Она никогда об этом не говорит, но я-то знаю, у нее винила дома – пудами. Дальше, дай бог, встанет за вертушки, свою резиденцию придумает – она ведь хорошо осведомлена, как выглядят вечеринки в Токио, Кейптауне и Барселоне. Ей просто чуть смелее надо быть, упрямее. Квартирных хозяек делить на восемь, в метро с озлобленными пролетариями поменьше ездить, не мерить себя по московским однокурсникам с гектаром рекламных агентств (есть и поинтереснее карьеры), перестать злиться на лесби, останавливающих машины, когда Танька цокает каблуками по улице – миниатюрная, независимая, в куртке цвета металлик и без бойфренда. В городе ведь каждая, кто не степфордская жена и не баба при полиэтиленовом пакете со жратвой, – потенциально под подозрением. Не написано для Таньки сценария. Ну и что теперь, обращать внимание на местные глупости?
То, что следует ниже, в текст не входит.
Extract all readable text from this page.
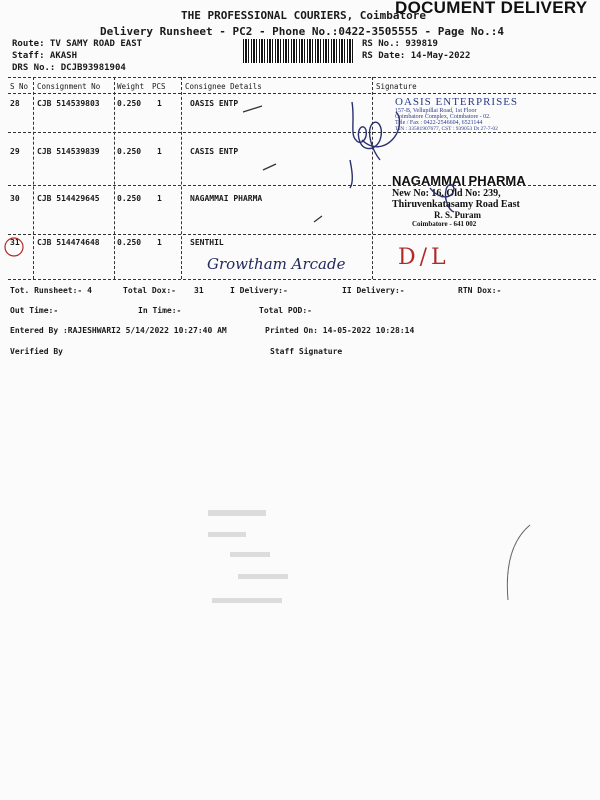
THE PROFESSIONAL COURIERS, Coimbatore
DOCUMENT DELIVERY
Delivery Runsheet - PC2 - Phone No.:0422-3505555 - Page No.:4
Route: TV SAMY ROAD EAST
Staff: AKASH
DRS No.: DCJB93981904
RS No.: 939819
RS Date: 14-May-2022
S No Consignment No Weight PCS	Consignee Details	Signature
28 CJB 514539803 0.250 1	OASIS ENTP
29 CJB 514539839 0.250 1	CASIS ENTP
30 CJB 514429645 0.250 1	NAGAMMAI PHARMA
31 CJB 514474648 0.250 1	SENTHIL
Growtham Arcade D/L
OASIS ENTERPRISES
157-B, Vellupillai Road, 1st Floor
Coimbatore Complex, Coimbatore - 02.
Tele / Fax : 0422-2546604, 6521144
TIN : 33581907677, CST : 939053 Dt 27-7-02
NAGAMMAI PHARMA
New No: 16, Old No: 239,
Thiruvenkatasamy Road East
R. S. Puram
Coimbatore - 641 002
Tot. Runsheet:- 4	Total Dox:- 31	I Delivery:-	II Delivery:-	RTN Dox:-
Out Time:-	In Time:-	Total POD:-
Entered By :RAJESHWARI2 5/14/2022 10:27:40 AM	Printed On: 14-05-2022 10:28:14
Verified By	Staff Signature
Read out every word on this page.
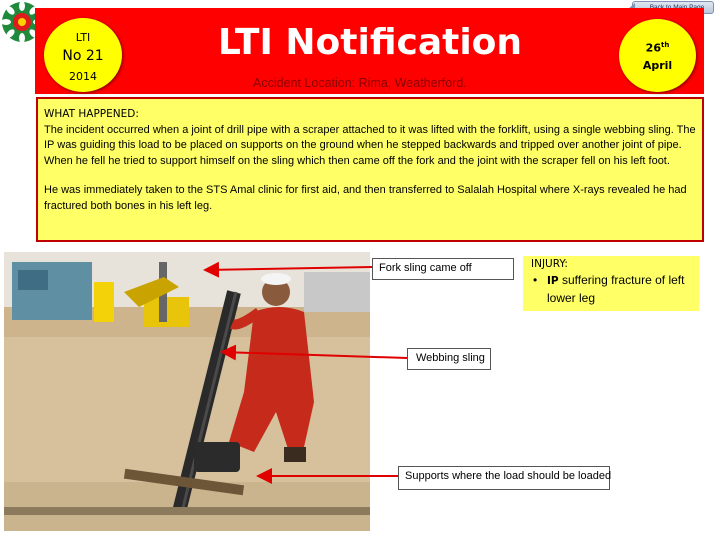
LTI
No 21
2014
LTI Notification
Accident Location: Rima, Weatherford.
26th
April
WHAT HAPPENED:

The incident occurred when a joint of drill pipe with a scraper attached to it was lifted with the forklift, using a single webbing sling. The IP was guiding this load to be placed on supports on the ground when he stepped backwards and tripped over another joint of pipe. When he fell he tried to support himself on the sling which then came off the fork and the joint with the scraper fell on his left foot.

He was immediately taken to the STS Amal clinic for first aid, and then transferred to Salalah Hospital where X-rays revealed he had fractured both bones in his left leg.

Fork sling came off
Webbing sling
Supports where the load should be loaded
INJURY:
• IP suffering fracture of left lower leg
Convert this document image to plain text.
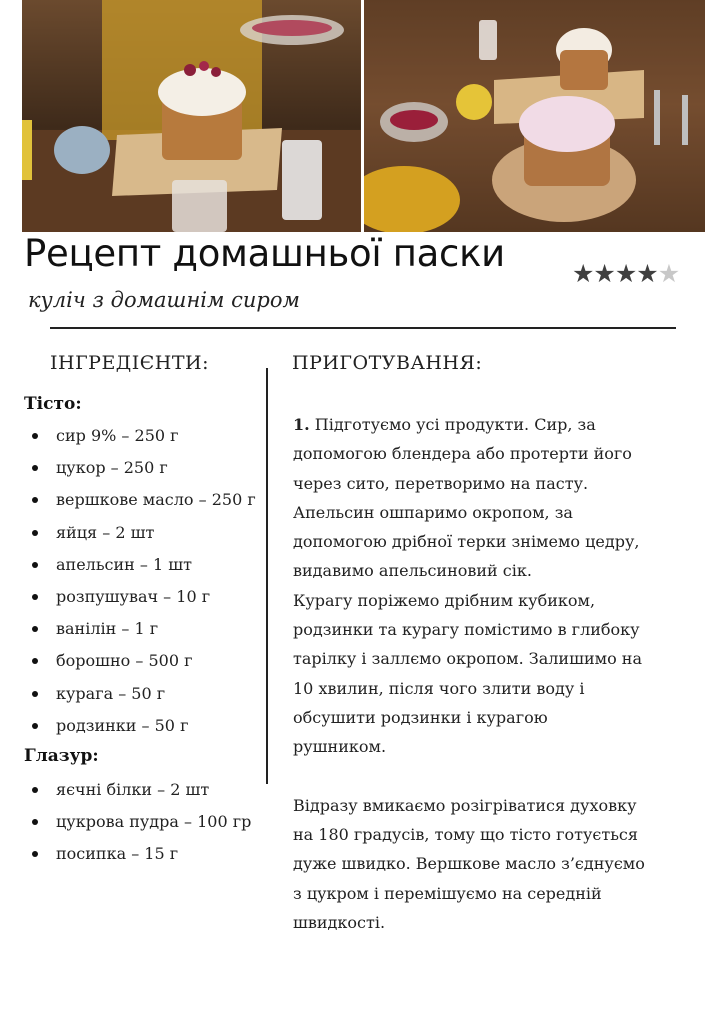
Рецепт домашньої паски
куліч з домашнім сиром
★★★★★
ІНГРЕДІЄНТИ:	ПРИГОТУВАННЯ:
Тісто:
сир 9% – 250 г
цукор – 250 г
вершкове масло – 250 г
яйця – 2 шт
апельсин – 1 шт
розпушувач – 10 г
ванілін – 1 г
борошно – 500 г
курага – 50 г
родзинки – 50 г
Глазур:
яєчні білки – 2 шт
цукрова пудра – 100 гр
посипка – 15 г

1. Підготуємо усі продукти. Сир, за

допомогою блендера або протерти його

через сито, перетворимо на пасту.

Апельсин ошпаримо окропом, за

допомогою дрібної терки знімемо цедру,

видавимо апельсиновий сік.

Курагу поріжемо дрібним кубиком,

родзинки та курагу помістимо в глибоку

тарілку і заллємо окропом. Залишимо на

10 хвилин, після чого злити воду і

обсушити родзинки і курагою

рушником.

Відразу вмикаємо розігріватися духовку

на 180 градусів, тому що тісто готується

дуже швидко. Вершкове масло з’єднуємо

з цукром і перемішуємо на середній

швидкості.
– Тань, пять минут есть? – поймал наконец. Кричу в ухо: шумно.
– Эй, у меня диджей на дверях, надо его поставить играть. Давай попозже, а лучше завтра созвонимся.
– Ну ты молоток в любом случае. Я хотел поговорить, ты что дальше делать думаешь?
– Не слышу ничего!
– Молоток, говорю! Давай выйдем из шума на минуту? Танька просительно прижимает руки к груди: понял, занята, отстал. Я все равно на нее нападу потом. Моби свидетель.
***Говорили вчера по телефону.
– Григорий, это Боярский. Вам для меня должны были оставить МРЗ-коллекцию Beatles. Есть такое? Отлично! Вы в Москве? Я буду завтра на инаугурации президента в Кремле, как закончится, поеду с Кутафьей башни в Боткинскую больницу и дальше в аэропорт. Где-нибудь по дороге мы можем пересечься?
Выхожу из дома, перехожу улицу у магазина «Москва». Не ходите в магазин «Москва» без цели! Стоит зайти на минуту – расплачиваешься у кассы за путеводитель по Чукотке.
Черный оддскульный «мерседес» тормозит у троллейбусной остановки. Большая ладонь высовывается из окна – шляпа остается в машине.
– Вспоминаю вас часто и тепло! – Михаил Сергеевич Боярский не склонен к комплиментам, это дорогого стоит.
– Как инаугурация?
– Все по плану, спасибо. Как у вас? МРЗ-диск перекочевывает в машину.
– Где Боткинская-то, спросите! – вежливо толкает Боярского в бок шофер.
Номера вроде московские.
– Как отсюда в Боткинскую больницу лучше проехать? – интересуется Боярский.